One of Sage's visitors comments: "I'm speechless. It's got tremendous strike and breadth and multiple vein structures with the opportunity [for all of them] to meet down dip." The result could very well be an "economic resource", i.e., an ore body to justify a mine. John Walter, the speaker, runs an investor relations firm on Bay Street.

This news is good for Sage Gold Inc. The writer and two others climb into a Bell Long Ranger helicopter and fly northwest along the Golden Mile line of strike. In a few minutes, the party disembarks at Sage's Golden Extension.

The zone is aptly named. None of the experts present doubts that the Golden Extension is indeed an extension of a vein system on Kodiak's Hercules Project.

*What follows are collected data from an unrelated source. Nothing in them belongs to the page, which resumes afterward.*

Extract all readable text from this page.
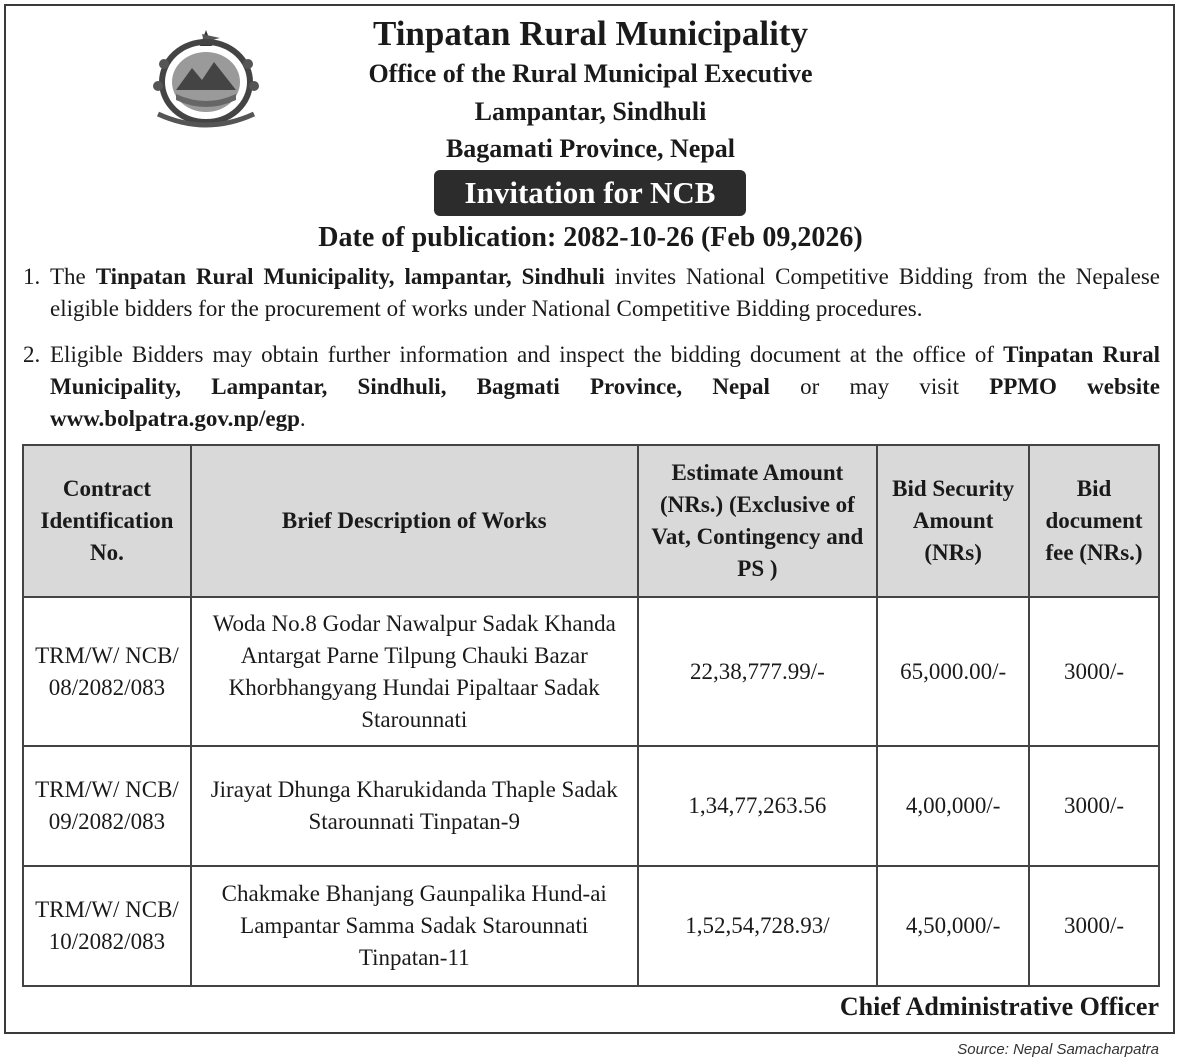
Tinpatan Rural Municipality
Office of the Rural Municipal Executive
Lampantar, Sindhuli
Bagamati Province, Nepal
Invitation for NCB
Date of publication: 2082-10-26 (Feb 09,2026)
1. The Tinpatan Rural Municipality, lampantar, Sindhuli invites National Competitive Bidding from the Nepalese eligible bidders for the procurement of works under National Competitive Bidding procedures.
2. Eligible Bidders may obtain further information and inspect the bidding document at the office of Tinpatan Rural Municipality, Lampantar, Sindhuli, Bagmati Province, Nepal or may visit PPMO website www.bolpatra.gov.np/egp.
Contract Identification No.	Brief Description of Works	Estimate Amount (NRs.) (Exclusive of Vat, Contingency and PS )	Bid Security Amount (NRs)	Bid document fee (NRs.)
TRM/W/ NCB/ 08/2082/083	Woda No.8 Godar Nawalpur Sadak Khanda Antargat Parne Tilpung Chauki Bazar Khorbhangyang Hundai Pipaltaar Sadak Starounnati	22,38,777.99/-	65,000.00/-	3000/-
TRM/W/ NCB/ 09/2082/083	Jirayat Dhunga Kharukidanda Thaple Sadak Starounnati Tinpatan-9	1,34,77,263.56	4,00,000/-	3000/-
TRM/W/ NCB/ 10/2082/083	Chakmake Bhanjang Gaunpalika Hund-ai Lampantar Samma Sadak Starounnati Tinpatan-11	1,52,54,728.93/	4,50,000/-	3000/-
Chief Administrative Officer
Source: Nepal Samacharpatra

Since that day in September, prospectors have identified a new vein near the boundary with Kodiak, along strike with Sage's Golden Extension and Kodiak's Golden Mile. Additional veins have been stripped in the vicinity of the original showing (Vein #1), for an aggregate strike length of 290 m in early November.

According to Nigel Lees, president, the company is currently devoting significant resources to its known gold holdings around Beardmore/Jellicoe, which include the properties of Paint Lake, Missing Link, and Solomon's Pillars. Other prospects have yet to be explored.

The company has gold properties in Kerrs Township, near Timmins, and in Nevada and Arizona. On September 22, Sage Gold shares closed at 12 cents, although its stock reached a one-day high of 80 cents last October.